Last Updated: Tuesday, 16 September 2014, 13:37 GMT

2011 Report on International Religious Freedom - Burundi

Publisher United States Department of State
Publication Date 30 July 2012
Cite as United States Department of State, 2011 Report on International Religious Freedom - Burundi, 30 July 2012, available at: http://www.refworld.org/docid/502105d3c.html [accessed 17 September 2014]
DisclaimerThis is not a UNHCR publication. UNHCR is not responsible for, nor does it necessarily endorse, its content. Any views expressed are solely those of the author or publisher and do not necessarily reflect those of UNHCR, the United Nations or its Member States.

Bureau of Democracy, Human Rights, and Labor
July 30, 2012

[Covers calendar year from 1 January 2011 to 31 December 2011]

Executive Summary

The constitution and other laws and policies protect religious freedom and, in practice, the government generally respected religious freedom. The government did not demonstrate a trend toward either improvement or deterioration in respect for and protection of the right to religious freedom.

There were no reports of societal abuses or discrimination based on religious affiliation, belief, or practice.

The U.S. government encouraged the government and societal leaders to continue to support the broad-based religious tolerance observed in the country.

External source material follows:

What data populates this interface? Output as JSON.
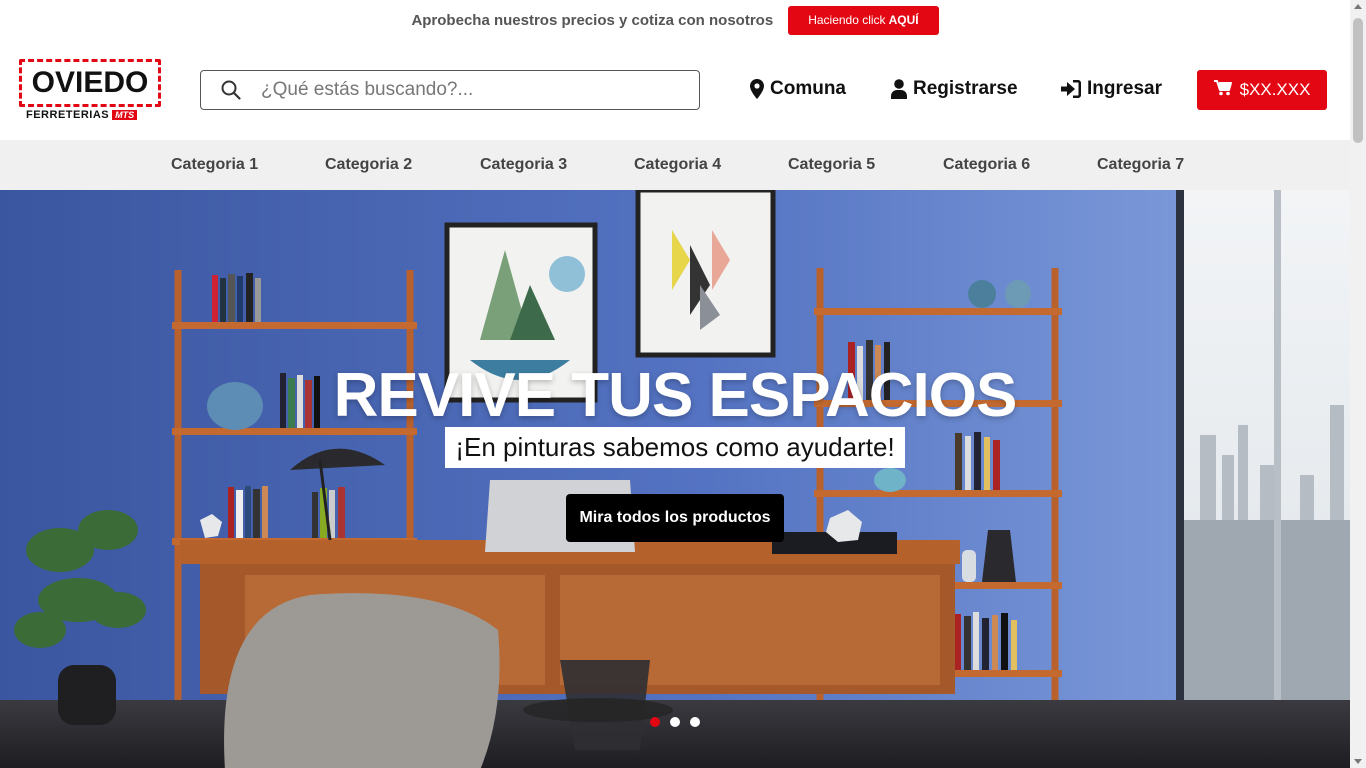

Section I. Religious Demography

Although reliable statistics on the size of various religious groups are not available, sources estimate approximately 60 percent of the population is Roman Catholic, 20 percent includes members of indigenous religious groups, and 15 percent is Protestant. The Muslim population is estimated to be between 2 and 5 percent, the majority of whom live in urban areas. Sunnis make up the majority of Muslims; the remainder is Shia.

Section II. Status of Government Respect for Religious Freedom

Legal/Policy Framework

The constitution and other laws and policies protect religious freedom. Discrimination on the basis of religious conviction is prohibited.

A 1992 law covering nonprofit organizations, including religious groups, is the basis for the recognition and registration of religious bodies. The government requires religious groups to register with the Ministry of the Interior. Each association of a religious nature must provide the denomination or affiliation of the institution, a copy of its bylaws, the address of its headquarters in the country, an address abroad if the local institution is a subsidiary, and information about the association's governing body and legal representative. It usually takes between two and four weeks for the ministry to process a registration request. A representative of a religious institution can be jailed for six months to five years for failing to comply with these instructions.

While no law accords tax exemptions to religious groups, the Ministry of Finance often negotiates waivers of taxes on religious articles or goods imported by religious institutions that were destined for social development purposes. There was no indication of religious bias in the awarding of such exemptions.

The government observes the following religious holidays as national holidays: Ascension Day, the Feast of the Assumption, Eid al-Fitr, Eid al-Adha (Eid al-Qurban), All Saints' Day, and Christmas.

Government Practices

There were no reports of abuses of religious freedom.

Although all religious groups must register with the Ministry of Interior, during the year the ministry did not refuse any requests for registration nor did it penalize a representative of any religious group for non-compliance.

Section III. Status of Societal Respect for Religious Freedom

There were no reports of societal abuses or discrimination based on religious affiliation, belief, or practice.

Religion is interwoven into the fabric of society, with freedom of religion as a guiding principle firmly in place. Members of different faiths live and work together without issue.

The current government administration is a mixture of Christian and Muslim officials. The president is a Christian, while several prominent members of his cabinet are Muslim. Even though the majority of the country is Christian, there are areas where there are higher proportions of Muslims. The two faiths interact without friction.

Section IV. U.S. Government Policy

The U.S. government supported religious freedom, and encouraged the country to sustain the status quo whenever possible. The embassy established and sustained communications with religious leaders and encouraged Christian and Muslim groups to meet together to exchange views and enhance the ecumenical dialogue.